O paradoxo de Lygia Clark, na percepção do poeta e parceiro da artista no Movimento Neoconcreto, Ferreira Gullar, é que a arte por ela produzida não é criação de imagem ou metáfora, e sim uma experiência meramente sensorial, corporal, porque reduz o que há de intelectual na própria arte. Linguagem muda, pensamento mudo, sons irreconhecíveis que tomam corpo, se materializam nos nervos, “numa vibração magnética que sobe à flor da pele” (Clark, 2008, p.122).
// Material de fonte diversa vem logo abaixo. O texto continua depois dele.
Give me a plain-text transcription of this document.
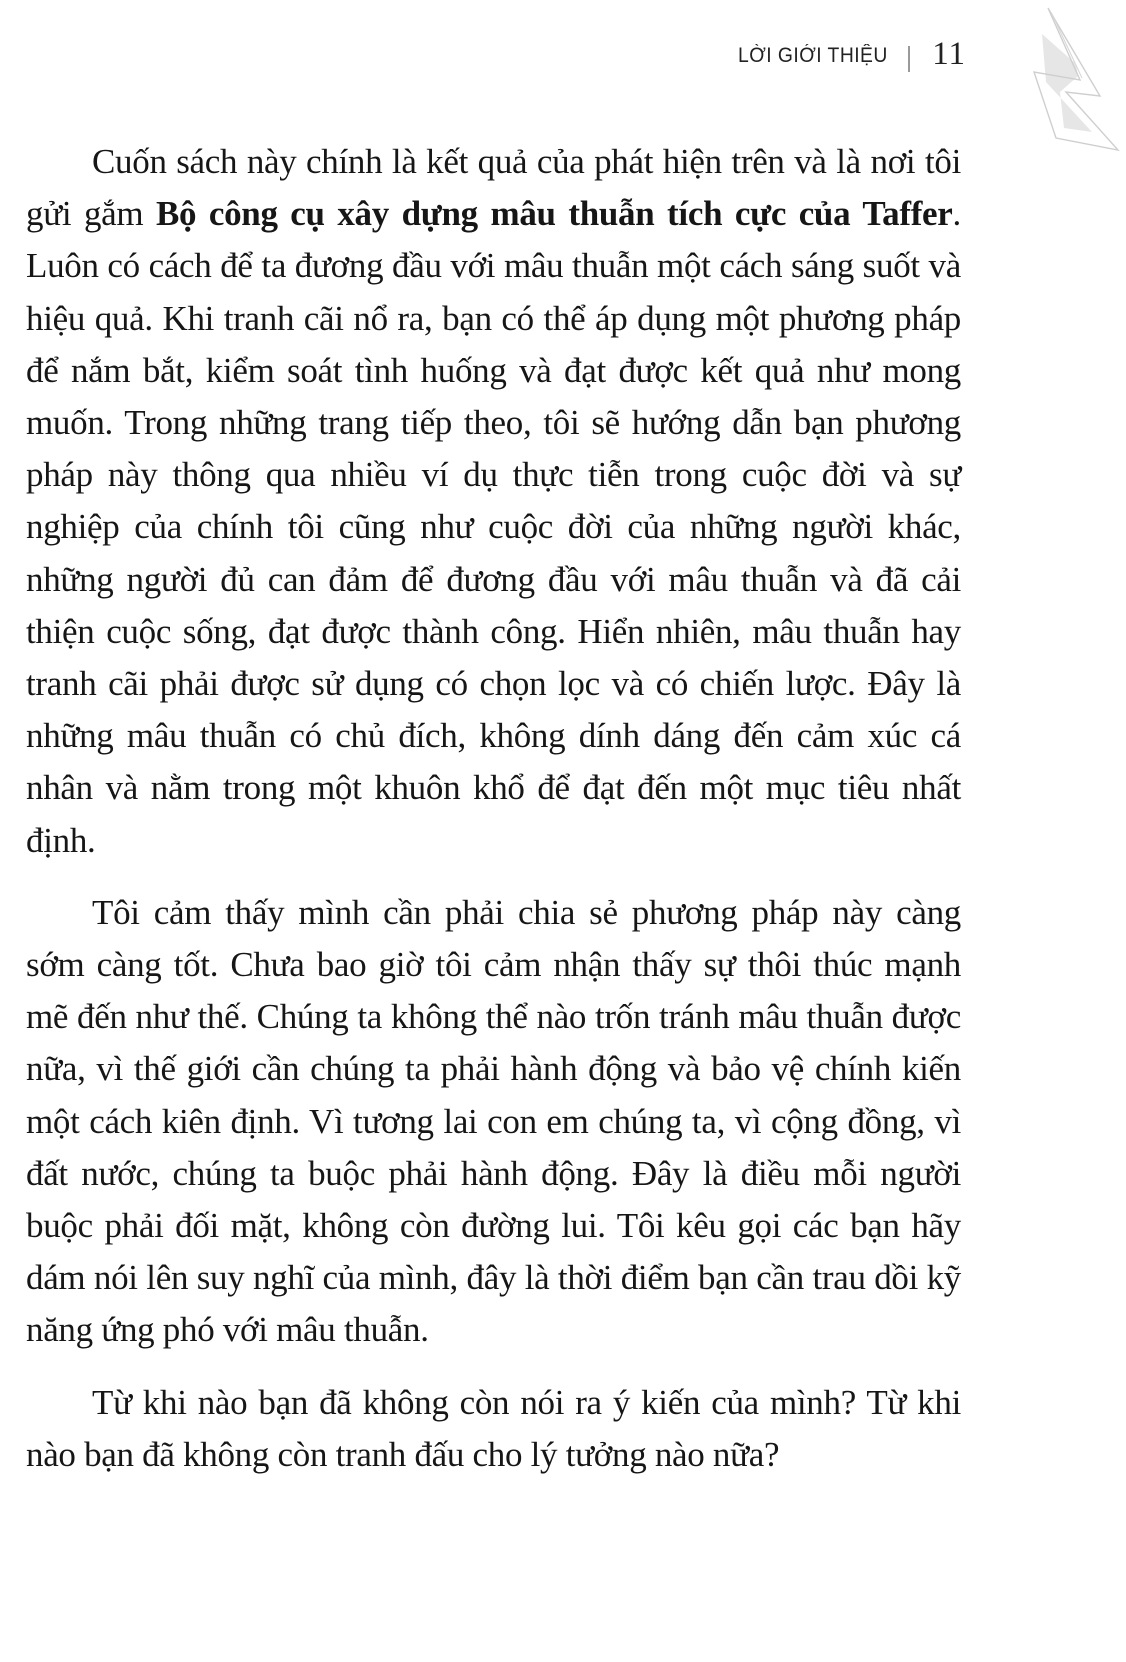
LỜI GIỚI THIỆU 11

Cuốn sách này chính là kết quả của phát hiện trên và là nơi tôi gửi gắm Bộ công cụ xây dựng mâu thuẫn tích cực của Taffer. Luôn có cách để ta đương đầu với mâu thuẫn một cách sáng suốt và hiệu quả. Khi tranh cãi nổ ra, bạn có thể áp dụng một phương pháp để nắm bắt, kiểm soát tình huống và đạt được kết quả như mong muốn. Trong những trang tiếp theo, tôi sẽ hướng dẫn bạn phương pháp này thông qua nhiều ví dụ thực tiễn trong cuộc đời và sự nghiệp của chính tôi cũng như cuộc đời của những người khác, những người đủ can đảm để đương đầu với mâu thuẫn và đã cải thiện cuộc sống, đạt được thành công. Hiển nhiên, mâu thuẫn hay tranh cãi phải được sử dụng có chọn lọc và có chiến lược. Đây là những mâu thuẫn có chủ đích, không dính dáng đến cảm xúc cá nhân và nằm trong một khuôn khổ để đạt đến một mục tiêu nhất định.

Tôi cảm thấy mình cần phải chia sẻ phương pháp này càng sớm càng tốt. Chưa bao giờ tôi cảm nhận thấy sự thôi thúc mạnh mẽ đến như thế. Chúng ta không thể nào trốn tránh mâu thuẫn được nữa, vì thế giới cần chúng ta phải hành động và bảo vệ chính kiến một cách kiên định. Vì tương lai con em chúng ta, vì cộng đồng, vì đất nước, chúng ta buộc phải hành động. Đây là điều mỗi người buộc phải đối mặt, không còn đường lui. Tôi kêu gọi các bạn hãy dám nói lên suy nghĩ của mình, đây là thời điểm bạn cần trau dồi kỹ năng ứng phó với mâu thuẫn.

Từ khi nào bạn đã không còn nói ra ý kiến của mình? Từ khi nào bạn đã không còn tranh đấu cho lý tưởng nào nữa?
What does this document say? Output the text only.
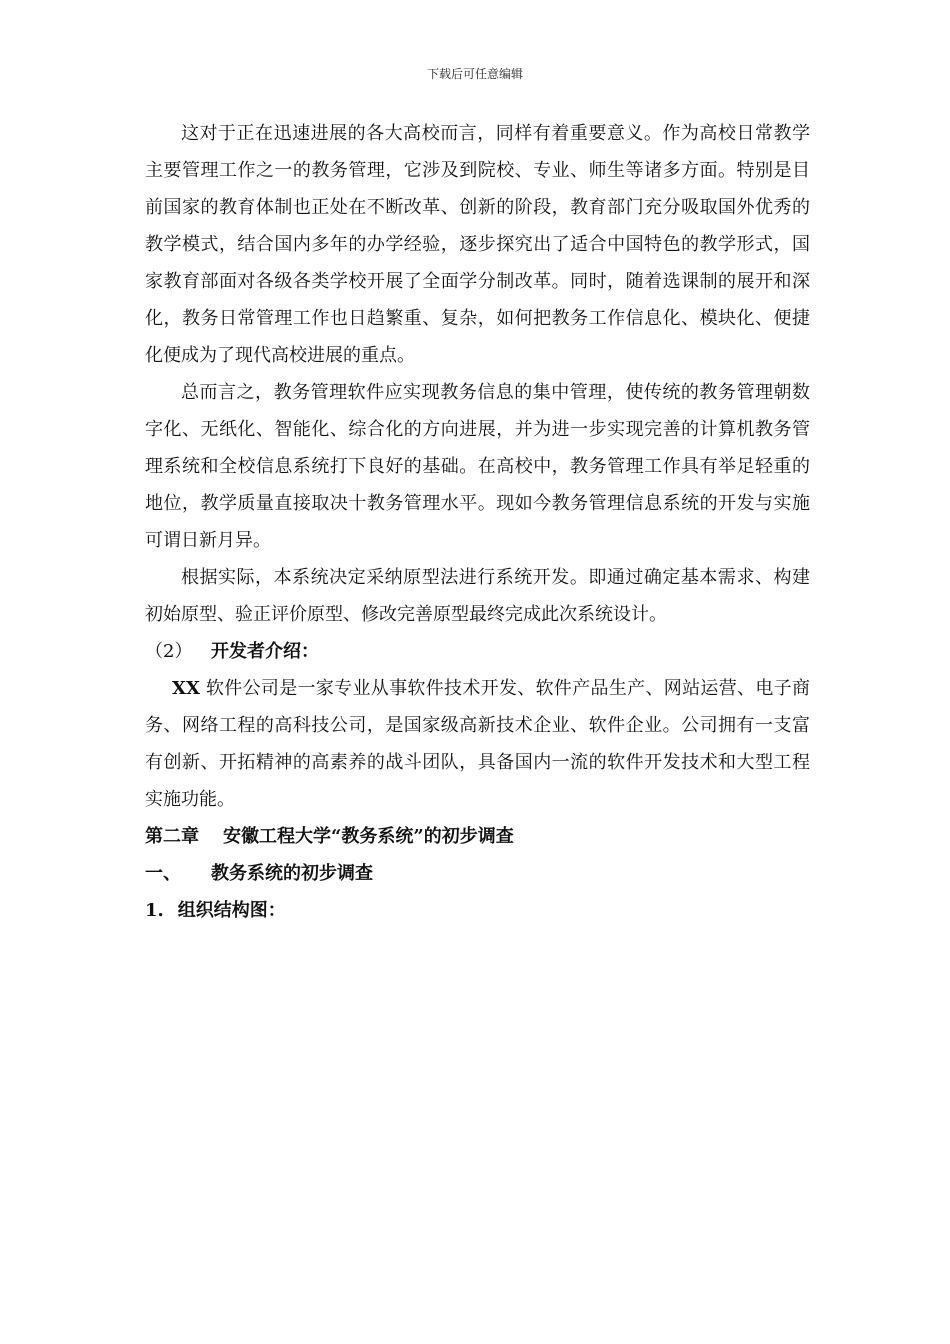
下载后可任意编辑

这对于正在迅速进展的各大高校而言，同样有着重要意义。作为高校日常教学主要管理工作之一的教务管理，它涉及到院校、专业、师生等诸多方面。特别是目前国家的教育体制也正处在不断改革、创新的阶段，教育部门充分吸取国外优秀的教学模式，结合国内多年的办学经验，逐步探究出了适合中国特色的教学形式，国家教育部面对各级各类学校开展了全面学分制改革。同时，随着选课制的展开和深化，教务日常管理工作也日趋繁重、复杂，如何把教务工作信息化、模块化、便捷化便成为了现代高校进展的重点。

总而言之，教务管理软件应实现教务信息的集中管理，使传统的教务管理朝数字化、无纸化、智能化、综合化的方向进展，并为进一步实现完善的计算机教务管理系统和全校信息系统打下良好的基础。在高校中，教务管理工作具有举足轻重的地位，教学质量直接取决十教务管理水平。现如今教务管理信息系统的开发与实施可谓日新月异。

根据实际，本系统决定采纳原型法进行系统开发。即通过确定基本需求、构建初始原型、验正评价原型、修改完善原型最终完成此次系统设计。

（2） 开发者介绍：

XX 软件公司是一家专业从事软件技术开发、软件产品生产、网站运营、电子商务、网络工程的高科技公司，是国家级高新技术企业、软件企业。公司拥有一支富有创新、开拓精神的高素养的战斗团队，具备国内一流的软件开发技术和大型工程实施功能。

第二章 安徽工程大学“教务系统”的初步调查

一、 教务系统的初步调查

1. 组织结构图：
É na sabedoria do corpo, em seus tremores, espasmos, vibrações, que a artista descobre uma nova realidade, tão atual que a Companhia Perdida encontrou, na relação com objetos inspirados na obra de Lygia Clark, na metodologia Clark/Terra, um outro modo de variar e compor com os corpos, num mergulho vertiginoso nas sensações, nos corpos vibráteis, liberando potências de criação em vazios plenos.

Um trabalho físico que, para Érica Tessarolo, fez perder a fisicalidade, perturbando os sentidos a ponto de ter a impressão de que seus ossos enrolavam por debaixo da pele. Um corpo sensível pulsante cujas sensações e estados não se desvinculavam das movimentações, segundo Flávia Scheye. Uma noite de insônia com um campo de imagens e sensações, num movimento cíclico e incessante entre consciência e inconsciência, tremores incontroláveis, cavernas e monstros, descreve Isabel Monteiro. Sensação de estar diante de um bicho ancestral, diz a bailarina sobre uma das texturas das sensorimemórias de Juliana Moraes, a qual percebeu que a riqueza e o desafio dessa investigação era justamente compor uma dança que mantivesse as vibrações dos corpos sensíveis.